In this work we consider the problem of acceleration of scientific computations via parallel execution using large-scale non-dedicated distributed environments (aka grids) and Graphical Processing Units (GPUs). Our primary motivation has been the acceleration of parametric genetic linkage analysis computations. The main practical outcome is the design and implementation of the distributed system for genetic linkage analysis, called Superlink-online. The system serves hundreds of geneticists worldwide allowing for faster analysis of genetic data via automatic parallelization and execution on thousands of non-dedicated computers .


First, we design a parallel algorithm for computing probability of evidence in large Bayesian networks, which is the computational problem underlying the genetic linkage analysis. The algorithm splits the problem into independent sub-tasks, enabling parallel execution over non-dedicated large-scale grids . Next, we show a number of general mechanisms to schedule and efficiently execute a workload comprising massively parallel and short Bags of Tasks (BOTs) on throughput-optimized non-dedicated resource pools. We demonstrate that a handful of generic policy-driven mechanisms, such as resource matching, task replication and host-specific ranking,  enable implementation of a variety of scheduling algorithms for optimizing different target functions, such as the resource cost, makespan, and BOT relative slowdown. We devise an approximate algorithm for run-time policy evaluation which allows handling millions of jobs, and implement it as a part of a working system, called GridBot. We experimentally demonstrate GridBot's scalability and efficiency for running linkage analysis workloads over nine different grids including community grid with thousands of non-dedicated CPUs , achieving the effective throughput equivalent to 8,000  dedicated CPU cores .
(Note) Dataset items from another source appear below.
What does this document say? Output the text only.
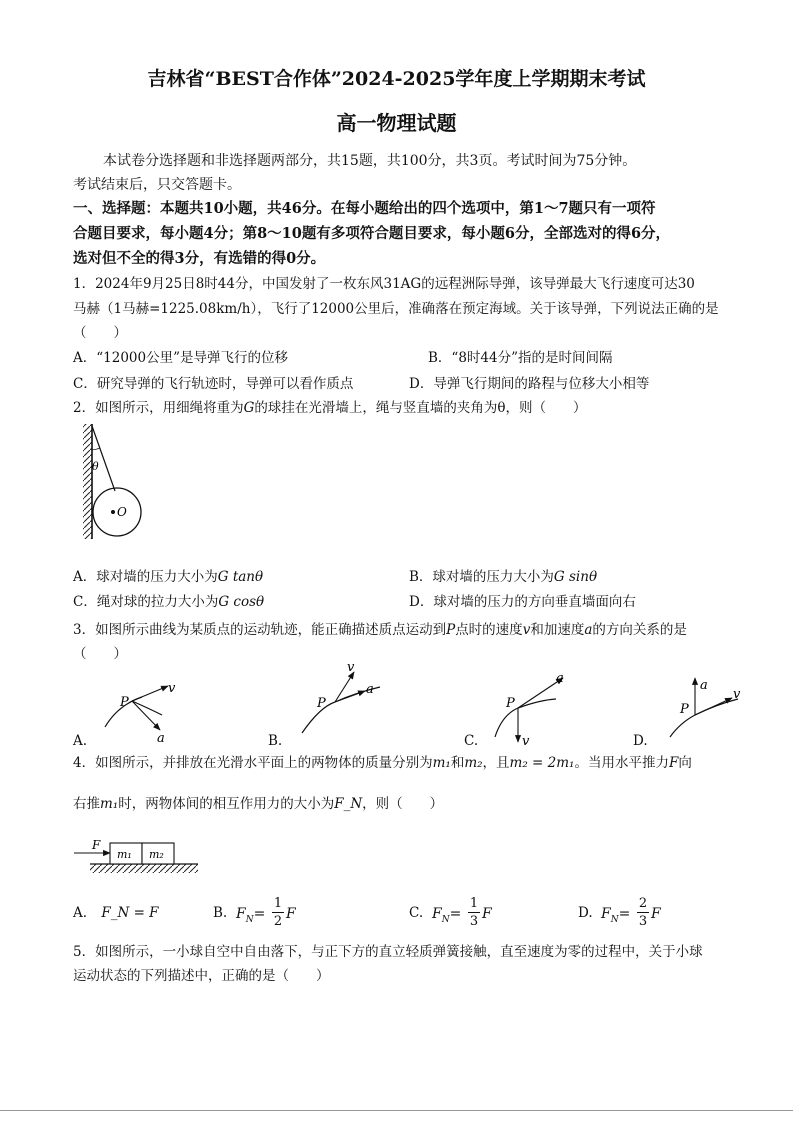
吉林省“BEST合作体”2024-2025学年度上学期期末考试
高一物理试题
本试卷分选择题和非选择题两部分，共15题，共100分，共3页。考试时间为75分钟。
考试结束后，只交答题卡。
一、选择题：本题共10小题，共46分。在每小题给出的四个选项中，第1～7题只有一项符
合题目要求，每小题4分；第8～10题有多项符合题目要求，每小题6分，全部选对的得6分，
选对但不全的得3分，有选错的得0分。
1．2024年9月25日8时44分，中国发射了一枚东风31AG的远程洲际导弹，该导弹最大飞行速度可达30
马赫（1马赫=1225.08km/h），飞行了12000公里后，准确落在预定海域。关于该导弹，下列说法正确的是
（　　）
A．“12000公里”是导弹飞行的位移	B．“8时44分”指的是时间间隔
C．研究导弹的飞行轨迹时，导弹可以看作质点	D．导弹飞行期间的路程与位移大小相等
2．如图所示，用细绳将重为G的球挂在光滑墙上，绳与竖直墙的夹角为θ，则（　　）
θ
O
A．球对墙的压力大小为G tanθ	B．球对墙的压力大小为G sinθ
C．绳对球的拉力大小为G cosθ	D．球对墙的压力的方向垂直墙面向右
3．如图所示曲线为某质点的运动轨迹，能正确描述质点运动到P点时的速度v和加速度a的方向关系的是
（　　）
P
v
a
P
v
a
P
a
v
P
a
v
A.	B.	C.	D.
4．如图所示，并排放在光滑水平面上的两物体的质量分别为m₁和m₂，且m₂ = 2m₁。当用水平推力F向
右推m₁时，两物体间的相互作用力的大小为F_N，则（　　）
F
m₁ m₂
A. F_N = F	B. $F_N=$
1
2 F	C. $F_N=$
1
3 F	D. $F_N=$
2
3 F
5．如图所示，一小球自空中自由落下，与正下方的直立轻质弹簧接触，直至速度为零的过程中，关于小球
运动状态的下列描述中，正确的是（　　）
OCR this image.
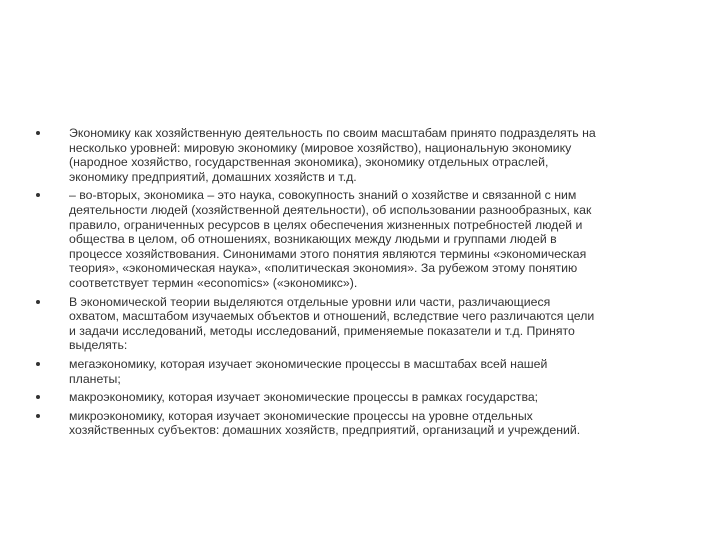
Экономику как хозяйственную деятельность по своим масштабам принято подразделять на
несколько уровней: мировую экономику (мировое хозяйство), национальную экономику
(народное хозяйство, государственная экономика), экономику отдельных отраслей,
экономику предприятий, домашних хозяйств и т.д.
– во-вторых, экономика – это наука, совокупность знаний о хозяйстве и связанной с ним
деятельности людей (хозяйственной деятельности), об использовании разнообразных, как
правило, ограниченных ресурсов в целях обеспечения жизненных потребностей людей и
общества в целом, об отношениях, возникающих между людьми и группами людей в
процессе хозяйствования. Синонимами этого понятия являются термины «экономическая
теория», «экономическая наука», «политическая экономия». За рубежом этому понятию
соответствует термин «economics» («экономикс»).
В экономической теории выделяются отдельные уровни или части, различающиеся
охватом, масштабом изучаемых объектов и отношений, вследствие чего различаются цели
и задачи исследований, методы исследований, применяемые показатели и т.д. Принято
выделять:
мегаэкономику, которая изучает экономические процессы в масштабах всей нашей
планеты;
макроэкономику, которая изучает экономические процессы в рамках государства;
микроэкономику, которая изучает экономические процессы на уровне отдельных
хозяйственных субъектов: домашних хозяйств, предприятий, организаций и учреждений.
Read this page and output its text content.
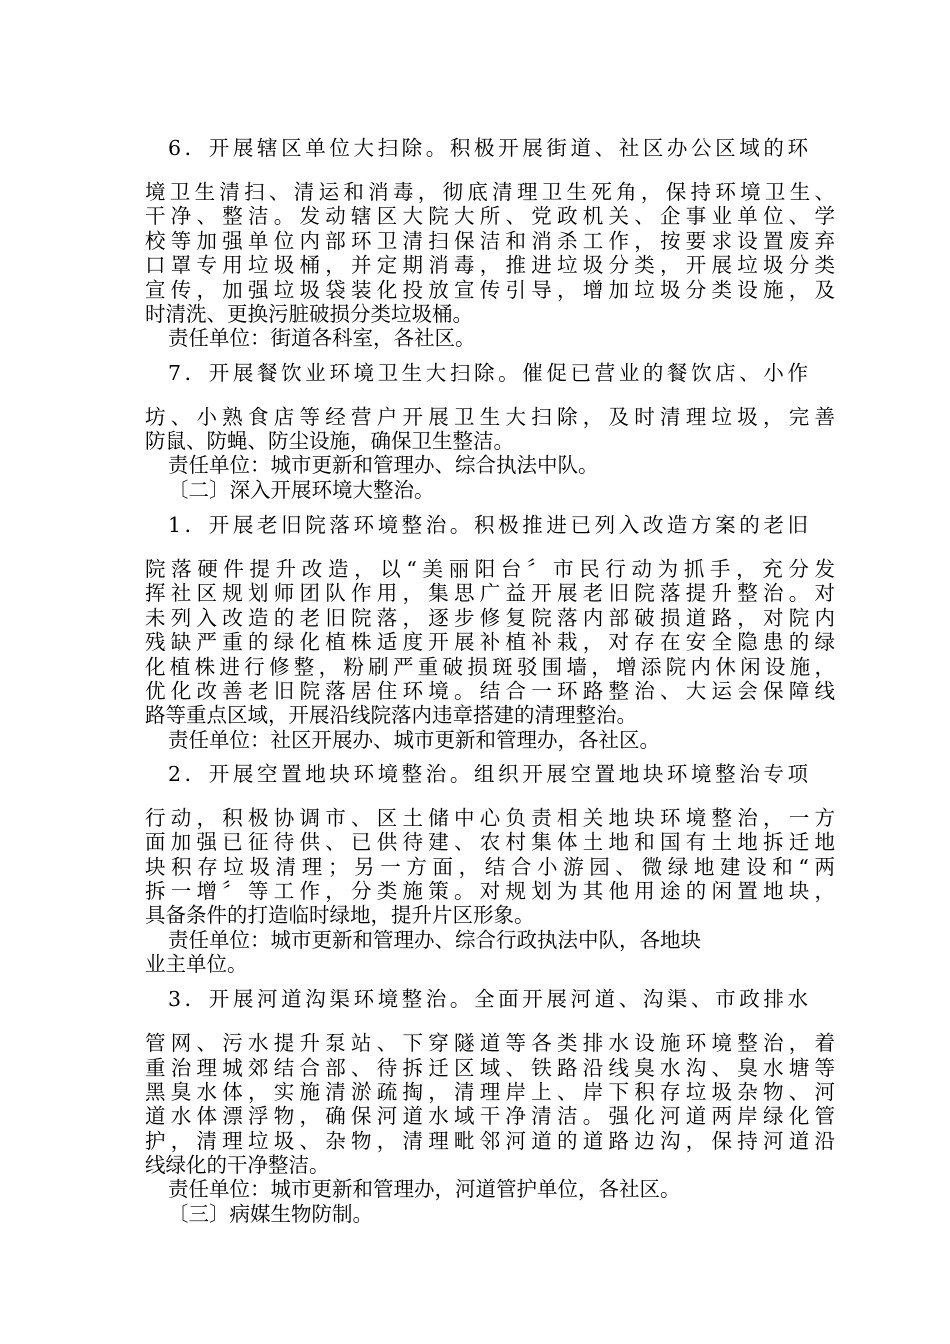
6．开展辖区单位大扫除。积极开展街道、社区办公区域的环
境卫生清扫、清运和消毒，彻底清理卫生死角，保持环境卫生、
干净、整洁。发动辖区大院大所、党政机关、企事业单位、学
校等加强单位内部环卫清扫保洁和消杀工作，按要求设置废弃
口罩专用垃圾桶，并定期消毒，推进垃圾分类，开展垃圾分类
宣传，加强垃圾袋装化投放宣传引导，增加垃圾分类设施，及
时清洗、更换污脏破损分类垃圾桶。
责任单位：街道各科室，各社区。
7．开展餐饮业环境卫生大扫除。催促已营业的餐饮店、小作
坊、小熟食店等经营户开展卫生大扫除，及时清理垃圾，完善
防鼠、防蝇、防尘设施，确保卫生整洁。
责任单位：城市更新和管理办、综合执法中队。
〔二〕深入开展环境大整治。
1．开展老旧院落环境整治。积极推进已列入改造方案的老旧
院落硬件提升改造，以“美丽阳台〞市民行动为抓手，充分发
挥社区规划师团队作用，集思广益开展老旧院落提升整治。对
未列入改造的老旧院落，逐步修复院落内部破损道路，对院内
残缺严重的绿化植株适度开展补植补栽，对存在安全隐患的绿
化植株进行修整，粉刷严重破损斑驳围墙，增添院内休闲设施，
优化改善老旧院落居住环境。结合一环路整治、大运会保障线
路等重点区域，开展沿线院落内违章搭建的清理整治。
责任单位：社区开展办、城市更新和管理办，各社区。
2．开展空置地块环境整治。组织开展空置地块环境整治专项
行动，积极协调市、区土储中心负责相关地块环境整治，一方
面加强已征待供、已供待建、农村集体土地和国有土地拆迁地
块积存垃圾清理；另一方面，结合小游园、微绿地建设和“两
拆一增〞等工作，分类施策。对规划为其他用途的闲置地块，
具备条件的打造临时绿地，提升片区形象。
责任单位：城市更新和管理办、综合行政执法中队，各地块
业主单位。
3．开展河道沟渠环境整治。全面开展河道、沟渠、市政排水
管网、污水提升泵站、下穿隧道等各类排水设施环境整治，着
重治理城郊结合部、待拆迁区域、铁路沿线臭水沟、臭水塘等
黑臭水体，实施清淤疏掏，清理岸上、岸下积存垃圾杂物、河
道水体漂浮物，确保河道水域干净清洁。强化河道两岸绿化管
护，清理垃圾、杂物，清理毗邻河道的道路边沟，保持河道沿
线绿化的干净整洁。
责任单位：城市更新和管理办，河道管护单位，各社区。
〔三〕病媒生物防制。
Finally we demonstrate a complimentary approach to accelerating the computations by using GPUs. We introduce a formal approach for handling memory-intensive workloads with complex memory reuse pattern. We show that by applying structured approach to programming the GPU scratchpad (close-to-ALU) memory via software-managed cache, one can create an efficient computational algorithm that uses this cache coupled with the low-overhead policy-driven runtime cache mechanism. We demonstrate that for the workloads where the reuse pattern can be determined at runtime on a CPU , the cache policy can be represented as a lookup table, thus saving the costly execution of cache maintenance logic at runtime. This approach improves the application performance by up to an order of magnitude versus the implementation without the cache. Furthermore, it enables computation of the analytical upper bound for the expected GPU performance for these applications.